# Duyuru > Siyaset >  Baykal'ın geri dönüş planı

## bozok

*Baykal'ın geri dönüş planı*

*CHP’nin eski Genel Başkanı ve Antalya Milletvekili Deniz Baykal, TBMM’deki odasına bu Salı itibarıyla oturdu.*

*09:53 | 09 Temmuz 2010*




ANKA

Baykal, milletvekillerini ve randevulu misafirlerini de TBMM’deki odasında ağırlamaya başladı. Baykal’ın TBMM’deki odasına gidenler ise, "Oda dolup taşıyor" yorumunu yaptı. Baykal’ın odası adeta Genel Merkez gibi çalışırken, CHP kulislerinde; Baykal’ın genel başkanlığa dönmek için harekete geçmek için 12 Eylül’de yapılacak referandum sonuçlarını bekleyeceği konuşuluyor.

*-GENEL MERKEZ GİBİ-*
Baykal, TBMM’de B Blok alt zemin 6. bankoda yer alan körüklü odasını bu hafta itibarıyla kullanmaya başladı. Baykal, ilk misafirlerini de Salı günü yapılan CHP Grup toplantısından sonra kabul etti. Milletvekilleri ve dışarıdan gelen randevulu konuklarını odasında ağırlayan Baykal, bundan sonra da misafirlerini yeni odasında kabul edecek.

*-BüRO TUTMAYACAK-*
Baykal’ın yakın çevresinden alınan bilgiye göre Baykal, kulislere yansıdığı gibi, yakın gelecekte bir büro tutmayı düşünmüyor. Onun yerine TBMM’deki odasını kullanacak.

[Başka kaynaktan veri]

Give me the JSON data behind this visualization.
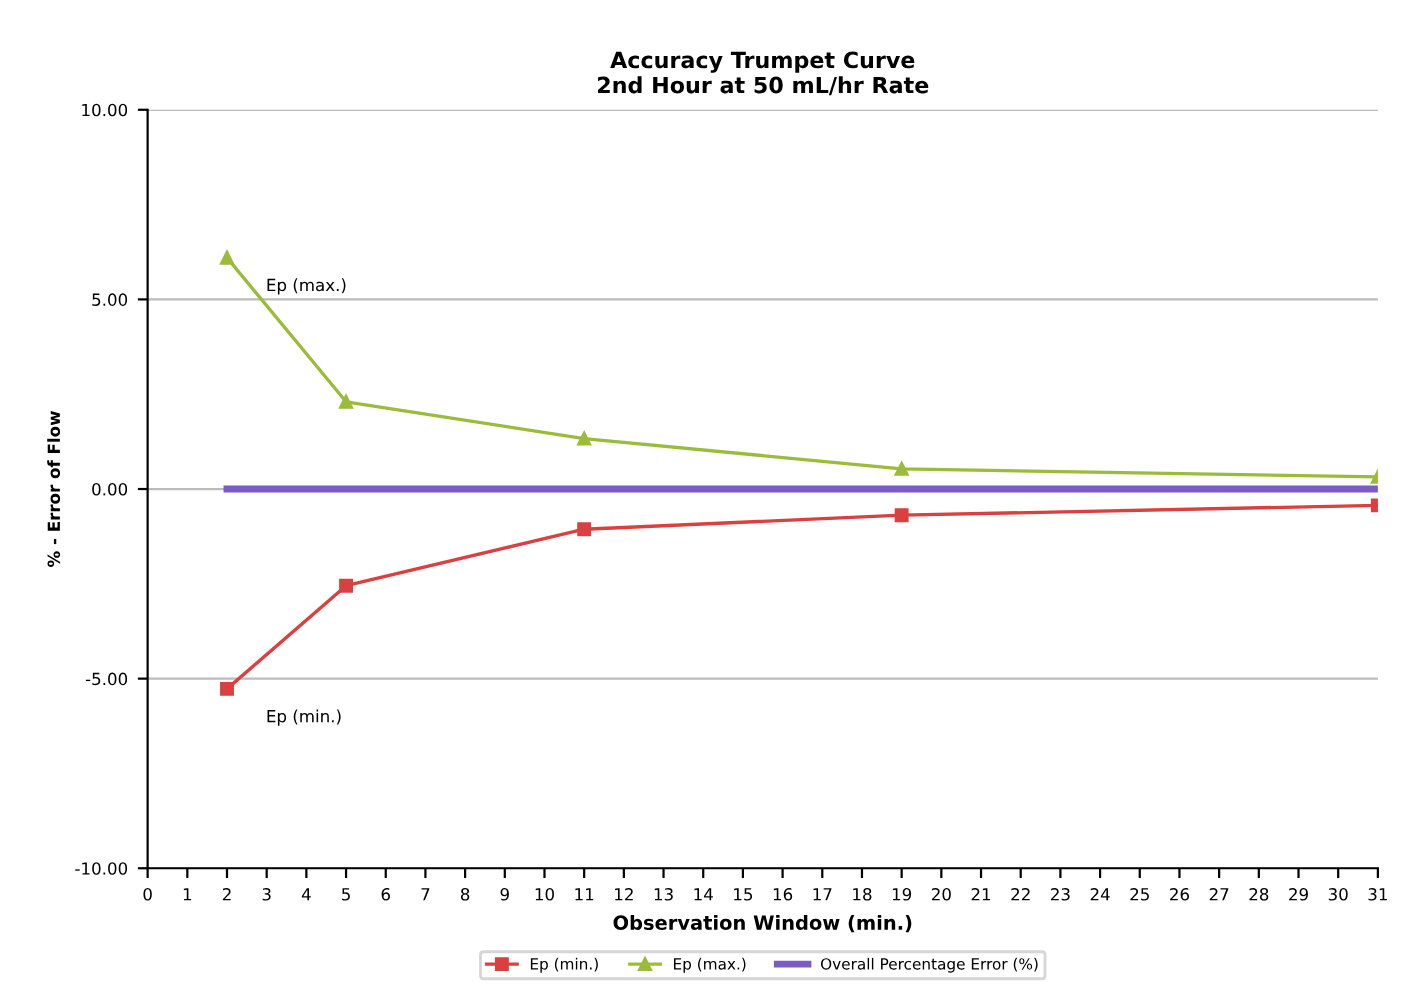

CHP’nin eski Genel Başkanı, her Salı yapılan TBMM grup toplantısına da eksiksiz katılıyor. Toplantının ardından bir grup milletvekili ile de sohbet eden Baykal, gündemdeki konularla ilgili görüşlerini de aktarıyor.

*-ANTALYA DIşINDAKİ İLLERE DE GİDECEK-*
Hafta sonları memleketi Antalya’ya giden ve ilçelerdeki programlara katılan Baykal’ın, Antalya dışında ki ilk ziyaretini şanlıurfa’ya yapması bekleniyor. Edinilen bilgiye göre illerden gelen davetlere göre Baykal, şanlıurfa’ya gidecek.

*-B PLANI-*
Edinilen bilgiye göre Baykal’ın geri dönüş planı şöyle:
"Referandum sonuçları beklenecek. Başarısız olunması halinde genel başkanlığa dönmek için start verilecek. CHP Genel Başkanı Kemal Kılıçdaroğlu’nun ilk seçim sınavı olacak olan 12 Eylül referandumu bir anlamda Baykal’ın da yol haritasını belirleyecek. Referandum sonuçlarına göre dönüş sinyalleri verilecek. Ancak ilk hareket yapan olunmayacak, asıl 
olarak parti içinde ortaya çıkabilecek tartışmalar beklenecek."

...

----------